The University of Virginia Advanced Cardiac Valve Center is one of only a few sites in the U.S. offering the full spectrum of treatment options for repairing and replacing cardiac valves. Patients and physicians are increasingly looking for minimally invasive valve surgical options, or “mini valve” surgeries, performed using a smaller incision to access the heart rather than a standard sternotomy approach.
The majority of patients with isolated valve disease (aortic, mitral or tricuspid) are candidates for mini valve surgery. According to Gorav Ailawadi, MD, Director of Minimally Invasive Cardiac Surgery and Surgical Director of the Advanced Cardiac Valve Center, “the mini approach is our preferred approach unless there are one of a few contraindications including severe obesity, a weakened heart or significant calcium deposits in the heart.”
In the case of mitral valve disease, Ailawadi says patients with a severely leaking valve should be evaluated for surgery early, even if the patient is asymptomatic or symptoms are mild. “In the past, cardiologists advised patients to wait until they develop symptoms and then send them to surgery,’” he says. “However, there’s more recent data suggesting there is a survival benefit to getting the valve fixed before symptoms arise. There are already changes in the heart that might not be reversible.”
Expertise in echocardiography gives UVA surgeons a distinct advantage when it comes to accurately diagnosing the extent of valve disease, planning a surgical approach and verifying that the procedure was successful. “The anesthesiologists who specialize in 3D echocardiography and an OR team experienced in mini valve are my secret weapons at UVA,” says Ailawadi.
As revealed in the case study below, patients who have mini valve surgery experience a significantly quicker recovery, less scarring and fewer complications than with an open approach. “Often patients who have minimally invasive mitral valve repair are ready to return to driving and get back to work within a couple of weeks,” says Ailawadi.
Case Study: Minimally Invasive Mitral Valve Repair
Patient: Eric Koontz, a 34-year-old male with mitral valve prolapse
Presented with: Fatigue, shortness of breath, rapid heart beat
“A year before I’d run an ultramarathon,” Koontz says. “Shortly before surgery, walking up a flight of stairs at work made me winded.”After his cardiologist told him he needed surgery, Koontz sought an evaluation at UVA Advanced Cardiac Valve Center. “I’m a young guy and I still have a lot of my life left to live, so it was important to go with a place I felt confident in and trusted,” says Koontz.

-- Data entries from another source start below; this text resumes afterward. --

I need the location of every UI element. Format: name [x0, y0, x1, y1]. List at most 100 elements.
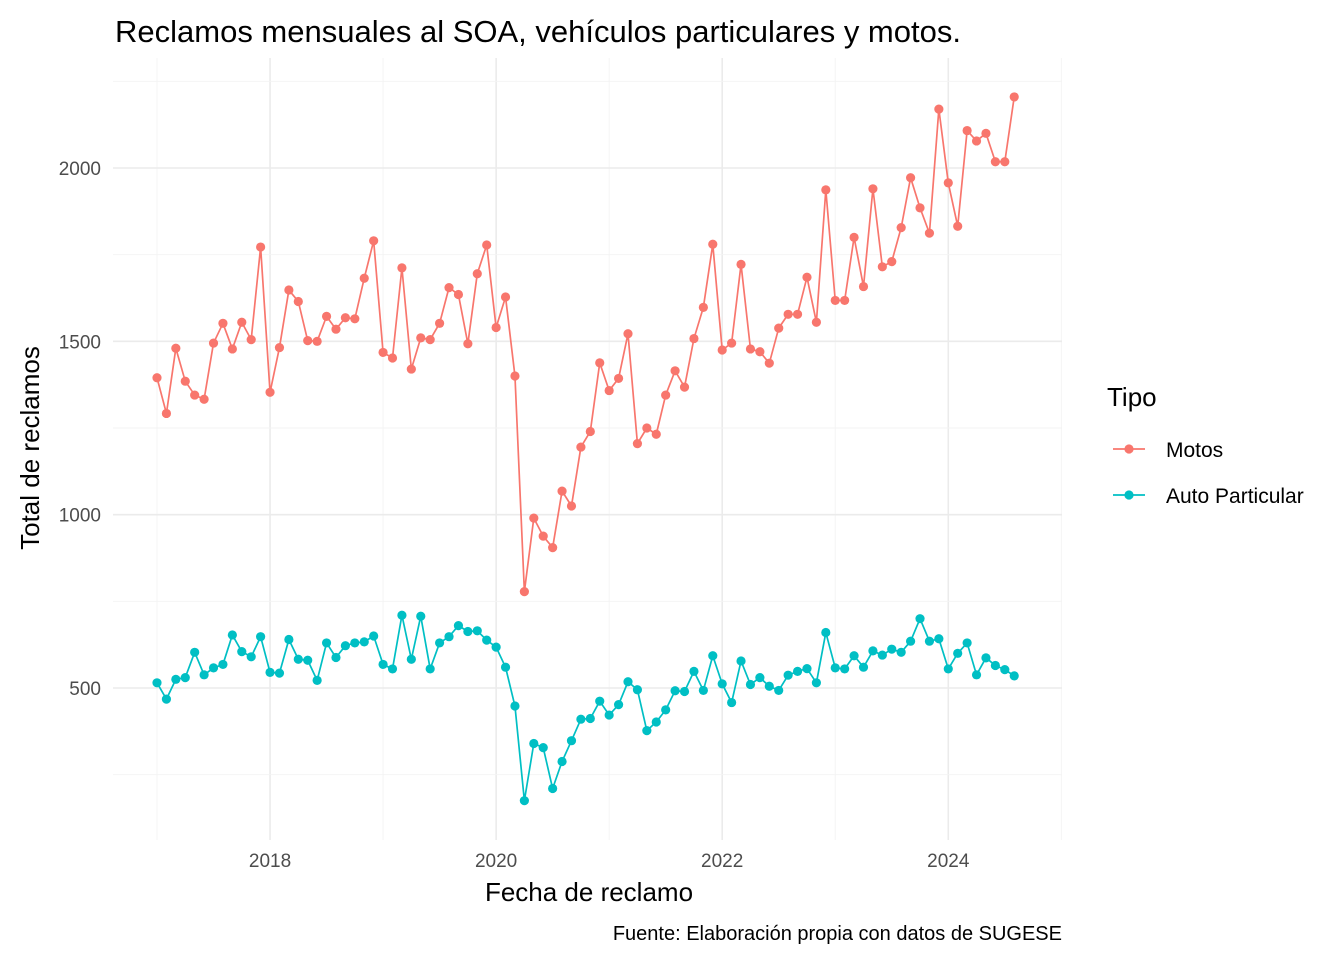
data-point: [745, 344, 756, 354]
data-point: [595, 358, 605, 368]
data-point: [435, 318, 445, 328]
data-point: [604, 385, 614, 396]
data-point: [453, 289, 464, 300]
data-point: [256, 632, 266, 642]
data-point: [293, 654, 303, 664]
data-point: [500, 292, 511, 302]
legend-key-point: [1124, 490, 1134, 500]
data-point: [632, 685, 643, 695]
data-point: [661, 390, 671, 400]
legend-title: Tipo: [1107, 382, 1157, 412]
data-point: [482, 240, 492, 250]
data-point: [962, 638, 972, 648]
data-point: [595, 696, 605, 706]
data-point: [821, 185, 831, 195]
data-point: [934, 104, 944, 114]
data-point: [915, 203, 925, 213]
data-point: [218, 318, 228, 328]
data-point: [321, 311, 332, 321]
data-point: [519, 587, 529, 597]
data-point: [529, 738, 539, 749]
data-point: [943, 178, 953, 188]
data-point: [887, 644, 897, 654]
data-point: [717, 679, 727, 689]
data-point: [387, 664, 398, 674]
data-point: [453, 621, 464, 631]
data-point: [152, 373, 162, 383]
data-point: [774, 323, 784, 333]
data-point: [708, 239, 718, 249]
data-point: [491, 322, 501, 333]
data-point: [387, 353, 398, 363]
data-point: [180, 376, 190, 386]
data-point: [171, 343, 181, 353]
data-point: [661, 705, 671, 715]
data-point: [576, 714, 586, 724]
data-point: [830, 663, 840, 673]
data-point: [896, 223, 906, 233]
data-point: [218, 659, 228, 670]
data-point: [557, 756, 567, 767]
data-point: [811, 317, 822, 327]
plot-area: [152, 92, 1019, 806]
data-point: [416, 333, 426, 343]
data-point: [613, 373, 624, 384]
data-point: [425, 335, 435, 345]
data-point: [783, 309, 793, 319]
data-point: [990, 660, 1000, 671]
data-point: [896, 647, 906, 657]
y-tick-label: 500: [69, 679, 101, 700]
series-motos: [152, 92, 1019, 597]
data-point: [764, 358, 774, 368]
x-tick-label: 2018: [249, 851, 291, 872]
data-point: [340, 313, 350, 323]
data-point: [840, 664, 850, 674]
data-point: [1009, 92, 1019, 102]
data-point: [962, 125, 972, 136]
data-point: [934, 634, 944, 644]
data-point: [491, 642, 501, 652]
data-point: [792, 309, 803, 319]
data-point: [416, 611, 426, 621]
data-point: [519, 796, 529, 806]
data-point: [698, 685, 708, 696]
x-axis-ticks: 2018 2020 2022 2024: [249, 851, 970, 872]
series-line: [156, 614, 1015, 802]
data-point: [566, 501, 577, 511]
data-point: [830, 295, 840, 306]
series-auto-particular: [152, 610, 1019, 806]
data-point: [510, 371, 520, 381]
data-point: [858, 281, 869, 292]
data-point: [510, 701, 520, 711]
data-point: [745, 679, 756, 690]
data-point: [755, 347, 765, 357]
data-point: [698, 302, 708, 312]
data-point: [858, 662, 869, 672]
data-point: [340, 641, 350, 651]
data-point: [613, 700, 624, 710]
data-point: [425, 664, 435, 674]
data-point: [877, 650, 887, 660]
legend: Tipo Motos Auto Particular: [1107, 382, 1304, 508]
data-point: [538, 743, 548, 753]
data-point: [369, 631, 379, 641]
data-point: [180, 673, 190, 683]
data-point: [623, 329, 633, 339]
series-line: [156, 96, 1016, 593]
data-point: [397, 263, 407, 273]
data-point: [868, 184, 878, 194]
y-tick-label: 2000: [59, 159, 101, 180]
data-point: [727, 697, 737, 708]
legend-label: Motos: [1166, 439, 1223, 462]
data-point: [500, 662, 511, 672]
data-point: [906, 636, 916, 646]
data-point: [237, 647, 247, 657]
data-point: [312, 336, 322, 346]
x-axis-title: Fecha de reclamo: [485, 877, 693, 907]
data-point: [915, 614, 925, 624]
data-point: [293, 296, 303, 307]
data-point: [924, 636, 935, 646]
data-point: [548, 783, 558, 794]
data-point: [868, 646, 878, 656]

Evaluated by: Cardiac surgeon Gorav Ailawadi, MD
Diagnosis: A transesophageal echocardiogram (TEE) revealed a severely leaking mitral valve with regurgitation due to a prolapsed mitral valve.
Treatment: Because the patient was relatively young, otherwise in good health, and was experiencing an isolated valve problem, the team determined he was a good candidate for a minimally invasive mitral valve repair. A CT scan showed no calcium deposition, indicating use of a heart-lung machine through the groin was possible with little risk of stroke, and the scan allowed the surgical team to select the correct location for the incision.

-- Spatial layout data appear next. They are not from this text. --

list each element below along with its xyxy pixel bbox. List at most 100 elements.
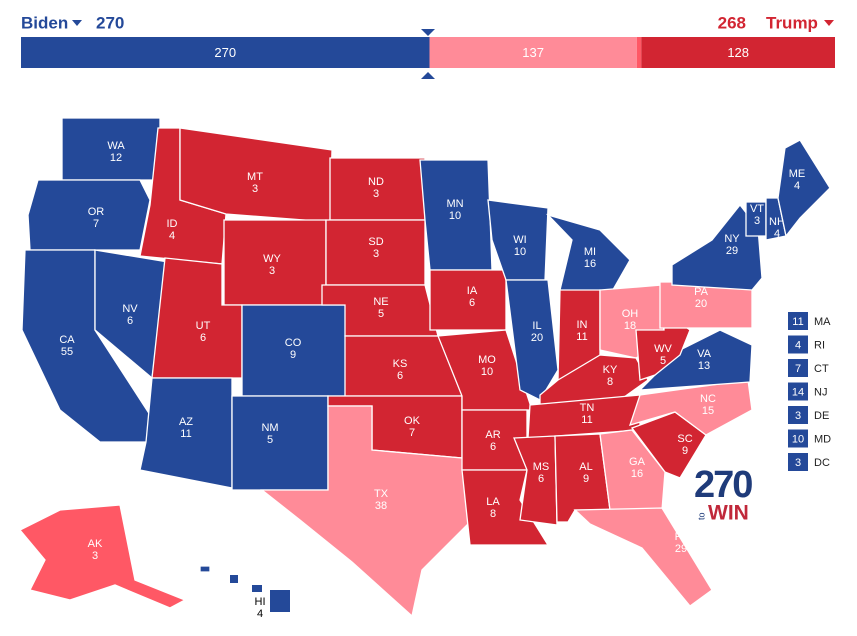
logo-to: to — [696, 512, 706, 520]
small-state-box — [788, 335, 808, 354]
state-abbr: MN — [446, 198, 463, 210]
state-abbr: NY — [724, 233, 740, 245]
state-abbr: VT — [750, 203, 764, 215]
state — [573, 507, 713, 607]
state — [505, 279, 559, 401]
state-abbr: OK — [404, 415, 421, 427]
state-abbr: ME — [789, 168, 806, 180]
state — [27, 179, 151, 251]
state-abbr: OH — [622, 308, 639, 320]
state-ev: 3 — [754, 215, 760, 227]
state-ev: 5 — [660, 355, 666, 367]
state-abbr: ID — [167, 218, 178, 230]
state-abbr: AL — [579, 461, 592, 473]
state-ev: 11 — [576, 331, 587, 343]
small-state-box — [788, 406, 808, 424]
state-ev: 3 — [92, 550, 98, 562]
state-ev: 10 — [514, 246, 526, 258]
bar-segment — [641, 37, 835, 68]
state-ev: 3 — [373, 248, 379, 260]
state-abbr: MS — [533, 461, 550, 473]
state-ev: 10 — [481, 366, 493, 378]
small-state-box — [788, 382, 808, 401]
state-abbr: AZ — [179, 416, 193, 428]
state — [231, 395, 329, 491]
state-ev: 20 — [531, 332, 543, 344]
state-ev: 9 — [682, 445, 688, 457]
state-abbr: NE — [373, 296, 388, 308]
state-ev: 7 — [409, 427, 415, 439]
state-ev: 7 — [93, 218, 99, 230]
bar-segment — [429, 37, 637, 68]
state-abbr: ND — [368, 176, 384, 188]
left-candidate[interactable]: Biden — [21, 13, 68, 32]
state — [139, 377, 233, 489]
state — [260, 405, 473, 618]
island — [252, 585, 262, 592]
left-dropdown[interactable] — [72, 20, 82, 26]
right-dropdown[interactable] — [824, 20, 834, 26]
state-ev: 12 — [110, 152, 122, 164]
state-ev: 11 — [581, 414, 592, 426]
state-ev: 6 — [469, 297, 475, 309]
state-abbr: WI — [513, 234, 526, 246]
state-ev: 6 — [127, 315, 133, 327]
state-ev: 9 — [583, 473, 589, 485]
small-state-box — [788, 453, 808, 471]
small-state-ev: 7 — [795, 363, 801, 375]
small-state-ev: 4 — [795, 339, 801, 351]
state — [513, 435, 558, 526]
state-ev: 8 — [607, 376, 613, 388]
state-abbr: NM — [261, 422, 278, 434]
small-state-abbr: MA — [814, 316, 831, 328]
state-ev: 10 — [449, 210, 461, 222]
state-abbr: IL — [532, 320, 541, 332]
state-abbr: CA — [59, 334, 75, 346]
state-abbr: UT — [196, 320, 211, 332]
state-ev: 38 — [375, 500, 387, 512]
state-abbr: MO — [478, 354, 496, 366]
state-ev: 20 — [695, 298, 707, 310]
state-abbr: WY — [263, 253, 281, 265]
island — [270, 590, 290, 612]
right-candidate[interactable]: Trump — [766, 13, 818, 32]
state-ev: 3 — [373, 188, 379, 200]
small-state-abbr: CT — [814, 363, 829, 375]
small-state-abbr: DC — [814, 457, 830, 469]
state-ev: 4 — [169, 230, 175, 242]
bar-label: 137 — [522, 45, 544, 60]
state-abbr: IN — [577, 319, 588, 331]
state — [671, 203, 763, 291]
state-ev: 15 — [702, 405, 714, 417]
state-abbr: FL — [675, 531, 688, 543]
state-ev: 8 — [490, 508, 496, 520]
state-ev: 4 — [257, 608, 263, 620]
state — [599, 429, 666, 511]
state-ev: 3 — [252, 183, 258, 195]
state-abbr: AK — [88, 538, 103, 550]
logo: 270 to WIN — [694, 464, 754, 525]
state-abbr: SD — [368, 236, 383, 248]
small-state-box — [788, 359, 808, 377]
state-abbr: MI — [584, 246, 596, 258]
bar-label: 128 — [727, 45, 749, 60]
state-abbr: LA — [486, 496, 500, 508]
state-ev: 3 — [269, 265, 275, 277]
state-abbr: MT — [247, 171, 263, 183]
state-abbr: WA — [107, 140, 125, 152]
state-abbr: NV — [122, 303, 138, 315]
state — [179, 127, 333, 223]
small-state-abbr: RI — [814, 339, 825, 351]
state-abbr: KS — [393, 358, 408, 370]
state-ev: 4 — [774, 228, 780, 240]
state-ev: 11 — [180, 428, 191, 440]
state-ev: 55 — [61, 346, 73, 358]
small-state-ev: 10 — [792, 433, 804, 445]
small-state-box — [788, 429, 808, 448]
state-ev: 16 — [584, 258, 596, 270]
state-ev: 18 — [624, 320, 636, 332]
state-abbr: PA — [694, 286, 709, 298]
island — [230, 575, 238, 583]
state-ev: 5 — [267, 434, 273, 446]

Ailawadi and his highly specialized OR team began the four-hour mini valve procedure by making a 2- to 3-inch incision in the right chest between the ribs (without breaking any bones). Gaining entry to the heart through the left ventricle, Ailawadi utilized a scope to magnify the mitral valve and specialized instruments to repair the valve. Prior to closing the heart, the valve was tested and had no leak. After closing the heart, the valve was reassessed using a TEE and ensured an excellent repair. Heart-lung bypass was then discontinued and incisions were closed.
Outcome: “We had an excellent result with the repair,” says Ailawadi. “He left the hospital in four days.”
Four weeks after surgery, Koontz was back at work and back to being a dad. “I was really impressed with the recovery time,” he says. “I have young kids and it’s great to be back to my normal routine, being able to hold them and play with them.”
One year out, Koontz is training for a marathon. “I don’t feel limited because of my heart,” he says. “I had a great experience at UVA.”